There is however another way of viewing DNA. While it is a powerful identifier, storing a mass amount of it means that the state is a capable of using an individual’s DNA for purposes other than aiding the investigation at hand. As most countries store DNA samples of unsolved crimes, it is possible to cross-reference an individual’s DNA with all previous crimes to see if there is any match. Therefore when the police take a defendant’s DNA, they can not only use it to further their current case: they can also easily discover any other charges which may be brought against the accused. With modern database technology this is both straightforward and effectively instantaneous – a very significant change from manually checking fingerprints against paper records. While this has potential benefits, it is open for abuse (for instance by individual police officers or corrupt states).
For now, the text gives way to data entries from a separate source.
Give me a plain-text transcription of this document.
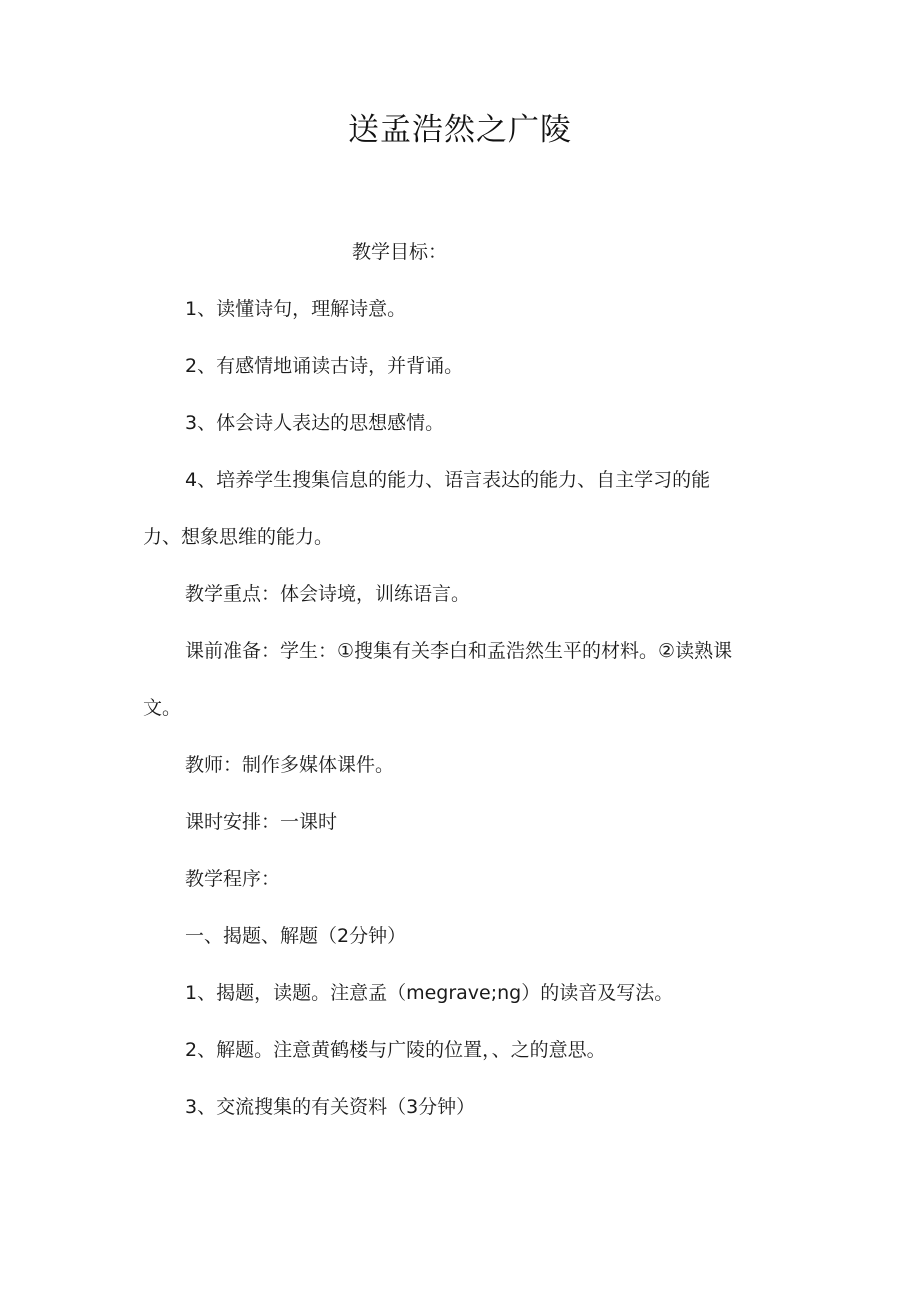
送孟浩然之广陵
教学目标：
1、读懂诗句，理解诗意。
2、有感情地诵读古诗，并背诵。
3、体会诗人表达的思想感情。
4、培养学生搜集信息的能力、语言表达的能力、自主学习的能
力、想象思维的能力。
教学重点：体会诗境，训练语言。
课前准备：学生：①搜集有关李白和孟浩然生平的材料。②读熟课
文。
教师：制作多媒体课件。
课时安排：一课时
教学程序：
一、揭题、解题（2分钟）
1、揭题，读题。注意孟（megrave;ng）的读音及写法。
2、解题。注意黄鹤楼与广陵的位置，、之的意思。
3、交流搜集的有关资料（3分钟）
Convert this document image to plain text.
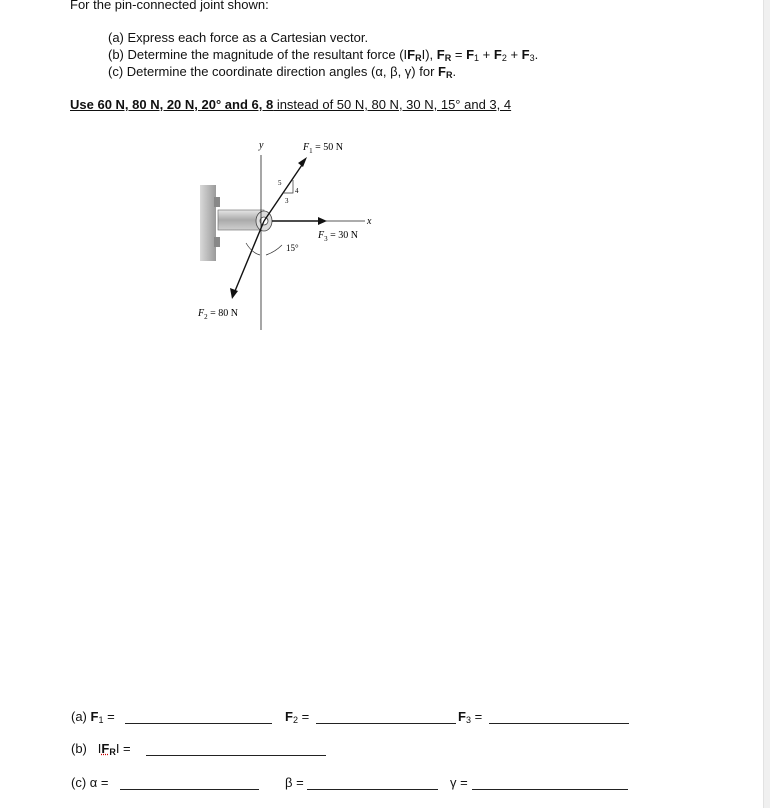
For the pin-connected joint shown:
(a) Express each force as a Cartesian vector.
(b) Determine the magnitude of the resultant force $(IF_RI)$, $F_R = F_1 + F_2 + F_3$.
(c) Determine the coordinate direction angles (α, β, γ) for $F_R$.
Use 60 N, 80 N, 20 N, 20° and 6, 8 instead of 50 N, 80 N, 30 N, 15° and 3, 4
y
x
$F_1 = 50$ N
5
4
3
$F_3 = 30$ N
$F_2 = 80$ N
15°
(a) $F_1$ =	$F_2$ =	$F_3$ =
(b) $IF_RI$ =
(c) α =	β =	γ =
Treating DNA as property is a way of protecting the rights of the individual against such abuses. If the police suspect someone of storing a large amount of Class A drugs in their house, they can apply for a warrant from a judge to search the property. If during the search a dead body is discovered, the police have every right to file charges against that individual for murder. Although Article 8 and the Fourth Amendment protect the individual from unnecessary police surveillance, the police must have the ability to pursue evidence of crimes they come across. DNA cross-referencing can be viewed in the same way. If the police have reasonable suspicion that an individual has committed a crime in the past they are allowed to run that person’s DNA through their database. If they find DNA evidence linking the accused to a different crime then they may open a new investigation, but a judicial warrant was required to search the database in the first place. This is the view that the European Court took, emphasising the need of ‘carefully balancing the potential benefits of the extensive use of such techniques against important private-life interests’.

Technological advancements in the last 15 years have made it possible for the state to use new, effective techniques for fighting crime, but they have also raised serious questions about privacy and the extent of our rights. Unless these issues are discussed and challenged by the public, there is a danger that the state will adopt these techniques without the consideration they deserve.